Gul has himself been the subject of unproven ball-tampering allegations, by Daniel Vettori during the 2009 World T20 and during the infamous 2006 Oval Test, which Pakistan forfeited. Although he cautioned against legalising ball-tampering, he said there were legal ways in which a ball could be "made" to reverse swing.

"The accusations are always against Pakistan bowlers ... but bowlers from every country do it," he said.

"Nowadays, all the advertising boards on the boundary and with the dry pitches, the ball gets rough because of that. It's not just that bowlers make it rough.

"Tampering happens in many ways. One is illegal, where you make it with nails or something else. These days players throw it in one-bounce from the boundary on the square and that scratches it. This is legal."

Gul, generally the least controversial of Pakistan's recent fast bowlers, later issued a clarification, arguing that the term ball-tampering had been misused.

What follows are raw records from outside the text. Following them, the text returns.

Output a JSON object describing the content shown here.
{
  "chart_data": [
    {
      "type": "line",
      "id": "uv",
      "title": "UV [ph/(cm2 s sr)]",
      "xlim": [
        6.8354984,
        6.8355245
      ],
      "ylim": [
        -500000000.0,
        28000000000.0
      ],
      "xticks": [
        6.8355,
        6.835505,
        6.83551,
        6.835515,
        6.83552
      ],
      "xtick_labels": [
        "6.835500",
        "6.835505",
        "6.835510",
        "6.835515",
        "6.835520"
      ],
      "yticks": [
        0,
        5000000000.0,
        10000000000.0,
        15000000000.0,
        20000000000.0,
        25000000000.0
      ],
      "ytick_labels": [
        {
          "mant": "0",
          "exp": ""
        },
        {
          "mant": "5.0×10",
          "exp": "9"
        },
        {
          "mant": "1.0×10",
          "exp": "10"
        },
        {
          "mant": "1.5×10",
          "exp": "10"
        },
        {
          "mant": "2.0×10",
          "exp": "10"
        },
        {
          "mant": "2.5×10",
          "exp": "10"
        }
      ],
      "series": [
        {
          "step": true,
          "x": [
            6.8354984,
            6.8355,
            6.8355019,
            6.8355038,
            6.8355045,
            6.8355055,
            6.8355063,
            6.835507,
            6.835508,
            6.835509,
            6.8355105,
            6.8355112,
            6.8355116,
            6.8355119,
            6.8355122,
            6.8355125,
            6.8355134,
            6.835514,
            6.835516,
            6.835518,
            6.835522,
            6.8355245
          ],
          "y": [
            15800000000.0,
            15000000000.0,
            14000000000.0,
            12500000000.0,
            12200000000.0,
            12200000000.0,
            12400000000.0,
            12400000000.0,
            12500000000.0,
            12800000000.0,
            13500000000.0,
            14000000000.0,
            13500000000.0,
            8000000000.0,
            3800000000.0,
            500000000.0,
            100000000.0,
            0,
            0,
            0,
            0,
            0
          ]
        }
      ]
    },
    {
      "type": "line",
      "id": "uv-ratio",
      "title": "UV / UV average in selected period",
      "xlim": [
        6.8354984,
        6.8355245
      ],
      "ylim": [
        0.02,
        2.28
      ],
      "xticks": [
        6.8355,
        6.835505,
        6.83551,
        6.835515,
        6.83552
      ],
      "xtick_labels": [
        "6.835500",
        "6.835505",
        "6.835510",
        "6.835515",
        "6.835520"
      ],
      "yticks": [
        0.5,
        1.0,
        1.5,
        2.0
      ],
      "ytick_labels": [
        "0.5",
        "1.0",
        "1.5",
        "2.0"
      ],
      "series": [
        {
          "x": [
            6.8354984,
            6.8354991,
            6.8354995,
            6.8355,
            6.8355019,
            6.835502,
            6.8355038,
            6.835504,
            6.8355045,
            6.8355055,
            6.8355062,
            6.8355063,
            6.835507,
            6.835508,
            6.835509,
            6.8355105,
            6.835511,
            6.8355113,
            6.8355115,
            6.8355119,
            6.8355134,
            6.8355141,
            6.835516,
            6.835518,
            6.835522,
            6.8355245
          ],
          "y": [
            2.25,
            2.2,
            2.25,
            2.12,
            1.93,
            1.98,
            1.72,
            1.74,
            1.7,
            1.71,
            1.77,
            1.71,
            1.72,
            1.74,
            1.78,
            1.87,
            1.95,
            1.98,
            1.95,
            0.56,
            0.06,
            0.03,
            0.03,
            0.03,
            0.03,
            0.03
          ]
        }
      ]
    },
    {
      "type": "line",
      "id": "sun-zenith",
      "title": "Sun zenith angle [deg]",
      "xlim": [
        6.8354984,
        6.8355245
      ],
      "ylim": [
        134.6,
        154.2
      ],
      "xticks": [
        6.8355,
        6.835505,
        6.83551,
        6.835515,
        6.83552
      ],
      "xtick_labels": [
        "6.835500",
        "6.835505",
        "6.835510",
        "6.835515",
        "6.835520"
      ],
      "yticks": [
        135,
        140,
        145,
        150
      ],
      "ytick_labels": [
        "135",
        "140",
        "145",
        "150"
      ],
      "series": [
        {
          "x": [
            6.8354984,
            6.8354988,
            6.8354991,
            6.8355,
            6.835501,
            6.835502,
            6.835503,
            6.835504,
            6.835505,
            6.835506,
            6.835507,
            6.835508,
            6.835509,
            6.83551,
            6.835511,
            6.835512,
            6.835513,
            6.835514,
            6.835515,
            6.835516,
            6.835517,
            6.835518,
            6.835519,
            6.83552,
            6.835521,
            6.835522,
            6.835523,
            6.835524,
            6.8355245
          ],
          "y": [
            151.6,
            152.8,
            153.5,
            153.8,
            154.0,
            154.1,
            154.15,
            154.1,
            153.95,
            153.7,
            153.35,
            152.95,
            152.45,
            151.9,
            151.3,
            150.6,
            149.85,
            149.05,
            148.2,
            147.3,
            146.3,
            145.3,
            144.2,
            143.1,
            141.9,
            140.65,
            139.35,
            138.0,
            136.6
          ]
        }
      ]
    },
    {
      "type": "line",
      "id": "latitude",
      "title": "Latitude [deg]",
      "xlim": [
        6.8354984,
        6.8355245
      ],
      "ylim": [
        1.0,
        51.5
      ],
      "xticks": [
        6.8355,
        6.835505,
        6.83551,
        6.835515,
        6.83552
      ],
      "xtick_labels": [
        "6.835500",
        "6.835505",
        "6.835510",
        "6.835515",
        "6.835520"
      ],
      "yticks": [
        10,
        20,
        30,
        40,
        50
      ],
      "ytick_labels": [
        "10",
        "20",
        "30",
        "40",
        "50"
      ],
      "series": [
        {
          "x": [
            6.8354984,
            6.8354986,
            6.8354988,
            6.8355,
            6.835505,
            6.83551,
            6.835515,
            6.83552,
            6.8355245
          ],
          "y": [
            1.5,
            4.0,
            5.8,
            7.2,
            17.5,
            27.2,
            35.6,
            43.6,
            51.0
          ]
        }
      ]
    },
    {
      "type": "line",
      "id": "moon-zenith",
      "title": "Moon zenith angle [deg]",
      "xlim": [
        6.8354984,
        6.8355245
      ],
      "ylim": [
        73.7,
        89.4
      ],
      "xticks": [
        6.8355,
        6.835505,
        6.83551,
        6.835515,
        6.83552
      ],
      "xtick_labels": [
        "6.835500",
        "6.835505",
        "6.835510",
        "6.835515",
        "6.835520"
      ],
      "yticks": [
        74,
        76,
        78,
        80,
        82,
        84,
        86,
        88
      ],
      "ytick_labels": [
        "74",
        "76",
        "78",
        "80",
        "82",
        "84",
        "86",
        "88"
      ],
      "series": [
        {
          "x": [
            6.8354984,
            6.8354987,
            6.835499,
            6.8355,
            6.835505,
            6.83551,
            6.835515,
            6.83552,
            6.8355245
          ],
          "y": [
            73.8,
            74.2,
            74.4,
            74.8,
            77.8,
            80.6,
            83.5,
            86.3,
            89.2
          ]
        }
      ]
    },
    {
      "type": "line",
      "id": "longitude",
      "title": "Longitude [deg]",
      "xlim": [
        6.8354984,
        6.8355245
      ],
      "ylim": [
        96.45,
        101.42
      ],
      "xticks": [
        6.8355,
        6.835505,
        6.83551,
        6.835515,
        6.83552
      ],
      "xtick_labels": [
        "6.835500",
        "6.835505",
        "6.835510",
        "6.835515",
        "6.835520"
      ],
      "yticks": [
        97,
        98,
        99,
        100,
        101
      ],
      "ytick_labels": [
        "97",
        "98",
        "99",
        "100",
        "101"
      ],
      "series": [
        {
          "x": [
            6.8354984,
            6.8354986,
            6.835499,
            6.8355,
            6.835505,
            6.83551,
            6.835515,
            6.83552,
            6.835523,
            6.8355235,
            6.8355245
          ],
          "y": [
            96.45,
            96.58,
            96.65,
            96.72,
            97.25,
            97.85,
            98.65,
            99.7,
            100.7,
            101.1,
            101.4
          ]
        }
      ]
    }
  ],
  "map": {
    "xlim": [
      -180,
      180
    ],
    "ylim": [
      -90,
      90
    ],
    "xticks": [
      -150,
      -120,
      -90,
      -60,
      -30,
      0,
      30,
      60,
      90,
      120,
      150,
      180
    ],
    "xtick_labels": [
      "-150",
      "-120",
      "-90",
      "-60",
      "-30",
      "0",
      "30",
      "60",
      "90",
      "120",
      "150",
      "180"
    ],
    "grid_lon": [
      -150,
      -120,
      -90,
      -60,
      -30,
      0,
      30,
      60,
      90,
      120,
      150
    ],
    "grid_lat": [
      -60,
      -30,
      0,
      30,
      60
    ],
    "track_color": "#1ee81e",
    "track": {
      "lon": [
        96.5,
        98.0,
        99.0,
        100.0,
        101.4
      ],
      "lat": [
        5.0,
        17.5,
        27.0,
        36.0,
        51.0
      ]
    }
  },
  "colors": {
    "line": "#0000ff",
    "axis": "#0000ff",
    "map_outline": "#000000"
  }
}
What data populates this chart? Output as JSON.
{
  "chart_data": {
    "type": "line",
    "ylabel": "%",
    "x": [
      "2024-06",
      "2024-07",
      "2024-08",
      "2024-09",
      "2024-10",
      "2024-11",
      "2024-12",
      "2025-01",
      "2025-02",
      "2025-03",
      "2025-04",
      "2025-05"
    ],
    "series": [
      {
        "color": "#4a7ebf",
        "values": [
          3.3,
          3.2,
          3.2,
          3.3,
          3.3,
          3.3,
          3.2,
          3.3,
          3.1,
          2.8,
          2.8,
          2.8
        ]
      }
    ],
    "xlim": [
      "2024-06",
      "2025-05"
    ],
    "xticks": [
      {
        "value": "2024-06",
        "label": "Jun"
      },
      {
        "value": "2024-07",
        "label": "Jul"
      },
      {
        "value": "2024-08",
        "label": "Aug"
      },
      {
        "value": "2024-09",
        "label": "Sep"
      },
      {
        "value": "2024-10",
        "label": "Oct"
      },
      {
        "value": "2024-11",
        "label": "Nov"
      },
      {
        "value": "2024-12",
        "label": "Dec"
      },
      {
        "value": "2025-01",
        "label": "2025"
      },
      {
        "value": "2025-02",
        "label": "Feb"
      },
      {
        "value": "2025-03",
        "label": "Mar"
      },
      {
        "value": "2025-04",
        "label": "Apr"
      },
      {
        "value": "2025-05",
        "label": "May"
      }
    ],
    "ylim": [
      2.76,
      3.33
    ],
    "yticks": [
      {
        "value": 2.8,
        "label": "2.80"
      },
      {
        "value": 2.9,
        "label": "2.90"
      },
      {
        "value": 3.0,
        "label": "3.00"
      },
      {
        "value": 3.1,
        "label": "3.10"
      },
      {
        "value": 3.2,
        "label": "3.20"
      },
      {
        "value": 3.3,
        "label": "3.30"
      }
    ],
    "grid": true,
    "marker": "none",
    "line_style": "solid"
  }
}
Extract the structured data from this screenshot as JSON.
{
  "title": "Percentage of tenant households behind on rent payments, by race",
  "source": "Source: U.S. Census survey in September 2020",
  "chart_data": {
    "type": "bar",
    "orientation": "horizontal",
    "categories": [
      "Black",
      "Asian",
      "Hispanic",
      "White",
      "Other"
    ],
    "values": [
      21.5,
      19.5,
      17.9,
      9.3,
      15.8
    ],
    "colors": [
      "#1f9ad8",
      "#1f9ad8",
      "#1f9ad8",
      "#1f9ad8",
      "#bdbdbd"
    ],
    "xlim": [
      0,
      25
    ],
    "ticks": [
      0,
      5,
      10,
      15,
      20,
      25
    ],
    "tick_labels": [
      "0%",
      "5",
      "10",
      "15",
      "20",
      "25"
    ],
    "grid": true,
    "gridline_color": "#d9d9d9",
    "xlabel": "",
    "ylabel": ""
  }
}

"I was explaining that the ball gets scratched when it is thrown against the rough surface or hits the advertisement boards along the boundary rope. In this manner, I said, every bowler can be accused of doing it.

"I further stated that ball-tampering should not be legalised as swinging the ball in reverse is an art and cannot be done only with tampering the ball. This art should be respected I said. The names I mentioned were in the same context, and at no point I tried to accuse any individual bowler of ball tampering."

The Pakistan-England rivalry has never lacked for controversy. It has been dominated by accusations of biased umpiring on both sides.

The most explosive clash came in the 1987/88 Faisalabad Test, when a stand-off between Mike Gatting, the England captain, and Shakoor Rana, the umpire, led to fingers being pointed at each other, and a whole day's play being abandoned.

Barbs over ball-tampering are not new either; Pakistan's win in the 1992 Test series was dogged by constant sniping that Wasim Akram and Waqar Younis made the ball reverse swing through illegal means.

The topic was also the subject of a libel case in the mid-90s involving Imran Khan, Allan Lamb and Ian Botham.

Pakistan, meanwhile, have dropped Umar Akmal and recalled Shoaib Malik for the series against Sri Lanka that precedes the England series. Akmal has not scored a century since 2009, averaged just 24 last year, and failed to shine in the tour of Zimbabwe last month.

Gul and Wahab Riaz, who were rested for that tour, will spearhead the pace attack along with Aizaz Cheema and Junaid Khan.